Yahoo Japan Consolidates 164 OpenStack Clusters into One

Moderate risk — monitor and plan remediation
Basically, Yahoo Japan is simplifying its cloud systems to make them work better and safer.
Yahoo Japan is consolidating 164 OpenStack clusters into one. This change aims to enhance efficiency and security for its massive user base. The new cloud, Flava, will streamline operations and improve service reliability.
What Happened
Yahoo Japan's parent company, LY Corporation, is undergoing a significant transformation by consolidating its 164 OpenStack clusters into a single cloud infrastructure named "Flava." This decision comes as the company aims to streamline operations and enhance the reliability of its services, which cater to around 300 million monthly users.
The Issue
Previously, Yahoo Japan's cloud infrastructure was heavily customized, making upgrades challenging and complicating maintenance. According to Ryuutarou Inoue, head of LY’s Cloud Infrastructure Unit, the legacy system's complexity hindered the ability to implement timely updates and security patches. The new strategy focuses on adopting a more conventional version of OpenStack, minimizing custom modifications to facilitate easier upgrades.
A New Approach
The new cloud architecture, Flava, will operate on a much larger scale with 500 hosts and over 9,000 virtual machines (VMs). This design aims to achieve three key objectives:
- Pursuing Statelessness: By defining VM root disks as temporary, persistent data is moved to external storage, reducing service disruption during failures.

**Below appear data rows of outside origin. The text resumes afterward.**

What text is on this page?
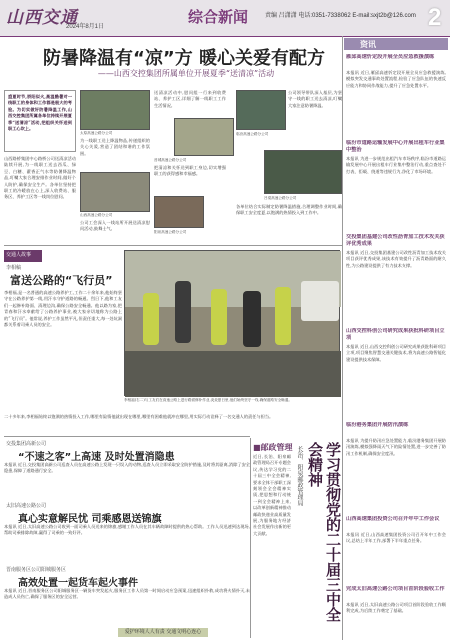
山西交通
2024年8月1日
综合新闻	责编 吕潇潇 电话:0351-7338062 E-mail:sxjt2b@126.com 2
防暑降温有“凉”方 暖心关爱有配方
——山西交控集团所属单位开展夏季“送清凉”活动
盛夏时节,骄阳似火,高温酷暑对一线职工的身体和工作都是极大的考验。为切实做好防暑降温工作,山西交控集团所属各单位持续开展夏季“送清凉”活动,把组织关怀送到职工心坎上。
山西路桥集团中心路桥公司送清凉活动陆续开展,为一线职工送去西瓜、绿豆、白糖、藿香正气水等防暑降温物品,叮嘱大家合理安排作业时间,做好个人防护,确保安全生产。各单位坚持把职工的冷暖放在心上,深入收费站、服务区、养护工区等一线岗位慰问。
太原高速公路分公司
为一线职工送上降温物品,传递组织的关心关爱,营造了团结和谐的工作氛围。
山西高速公路分公司
公司工会深入一线站所开展送清凉慰问活动,鼓舞士气。
送清凉活动中,慰问组一行来到收费站、养护工区,详细了解一线职工工作生活情况。
晋城高速公路分公司
把清凉和关怀送到职工身边,切实增强职工的获得感和幸福感。
阳泉高速公路分公司
公司领导带队深入基层,为坚守一线的职工送去清凉,叮嘱大家注意防暑降温。
临汾高速公路分公司
吕梁高速公路分公司
各单位结合实际制定防暑降温措施,合理调整作业时间,确保职工安全度夏,以饱满的热情投入到工作中。
交通人故事
李相稿
富送公路的“飞行员”
李相福,是一名普通的高速公路养护工,工作二十余年来,他始终坚守在公路养护第一线,用汗水守护道路的畅通。烈日下,他和工友们一起修补路面、清理边沟,确保公路安全畅通。他以路为家,把青春和汗水奉献给了公路养护事业,被大家亲切地称为公路上的“飞行员”。他常说,养护工作虽然平凡,但责任重大,每一处坑洞都关系着司乘人员的安全。
李相福(右二)与工友们在高速公路上进行路面修补作业,炎炎夏日里,他们始终坚守一线,确保道路安全畅通。
二十多年来,李相福始终以饱满的热情投入工作,哪里有险情他就出现在哪里,哪里有困难他就冲在哪里,用实际行动诠释了一名交通人的责任与担当。
交投集团高新公司
“不速之客”上高速 及时处置消隐患
本报讯 近日,交投集团高新公司巡查人员在高速公路上发现一只误入的动物,巡查人员立即采取安全防护措施,及时将其驱离,消除了安全隐患,保障了道路通行安全。
太旧高速公路公司
真心实意解民忧 司乘感恩送锦旗
本报讯 近日,太旧高速公路公司收到一面司乘人员送来的锦旗,感谢工作人员在其车辆故障时提供的热心帮助。工作人员迅速到达现场,帮助司乘排除故障,赢得了司乘的一致好评。
晋南服务区公司阳城服务区
高效处置一起货车起火事件
本报讯 近日,晋南服务区公司阳城服务区一辆货车突发起火,服务区工作人员第一时间启动应急预案,迅速组织扑救,成功将火情扑灭,未造成人员伤亡,确保了服务区的安全运营。
爱护环境人人有责 交通文明心连心
■邮政管理
近日,长治、阳泉邮政管理局召开专题会议,传达学习党的二十届三中全会精神,要求全体干部职工深刻领会全会精神实质,把思想和行动统一到全会精神上来,以改革创新精神推动邮政快递业高质量发展,为服务地方经济社会发展作出新的更大贡献。
长治、阳泉邮政管理局	学习贯彻党的二十届三中全会精神
资讯
雁邱高速忻定段开展全员应急救援演练
本报讯 近日,雁邱高速忻定段开展全员应急救援演练,模拟突发交通事故处置流程,检验了应急队伍的快速反应能力和协同作战能力,提升了应急处置水平。
临汾市道路运输发展中心开展出租车行业集中整治
本报讯 为进一步规范出租汽车市场秩序,临汾市道路运输发展中心开展出租车行业集中整治行动,重点查处不打表、拒载、绕道等违规行为,净化了市场环境。
交投集团基建公司改性沥青加工技术攻关获评优秀成果
本报讯 近日,交投集团基建公司改性沥青加工技术攻关项目获评优秀成果,该技术有效提升了沥青路面的耐久性,为公路建设提供了有力技术支撑。
山西交控科创公司研究成果获批科研项目立项
本报讯 近日,山西交控科创公司研究成果获批科研项目立项,项目聚焦智慧交通关键技术,将为高速公路智能化建设提供技术保障。
临汾港务集团开展防汛演练
本报讯 为提升防汛应急处置能力,临汾港务集团开展防汛演练,模拟强降雨天气下的险情处置,进一步完善了防汛工作机制,确保安全度汛。
山西高速集团投资公司召开年中工作会议
本报讯 近日,山西高速集团投资公司召开年中工作会议,总结上半年工作,部署下半年重点任务。
完成太旧高速公路公司项目首阶段验收工作
本报讯 近日,太旧高速公路公司项目首阶段验收工作顺利完成,为后续工作奠定了基础。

- Application-Driven Availability: Instead of relying solely on infrastructure for uptime, the design integrates application-level strategies to enhance reliability.
- Faster Recovery: In case of incidents, the focus shifts to maintaining service continuity rather than restoring the previous state, utilizing Infrastructure as Code (IaC) for quick environment rebuilding.
Monitoring and Automation
To ensure the health of the new cloud, LY Corporation employs various monitoring tools like Prometheus and Grafana. These tools help detect anomalies early, allowing for prompt responses to potential issues. Inoue mentioned that the company automates many processes, from detecting hardware failures to reintegrating replaced components into the clusters.
Security Enhancements
This consolidation comes on the heels of previous infosec problems that exposed user data, prompting government intervention to improve security measures. By streamlining their cloud infrastructure, LY Corporation aims to bolster security and privacy for its users, ensuring compliance with regulatory standards.
What's Next
As LY Corporation moves forward with the Flava cloud, it plans to contribute functional changes back to the upstream OpenStack project. This proactive approach not only enhances their infrastructure but also supports the broader open-source community, fostering collaboration and innovation in cloud technologies.
🔒 Pro insight: This consolidation reflects a broader trend in cloud infrastructure, emphasizing simplicity and security to meet user demands effectively.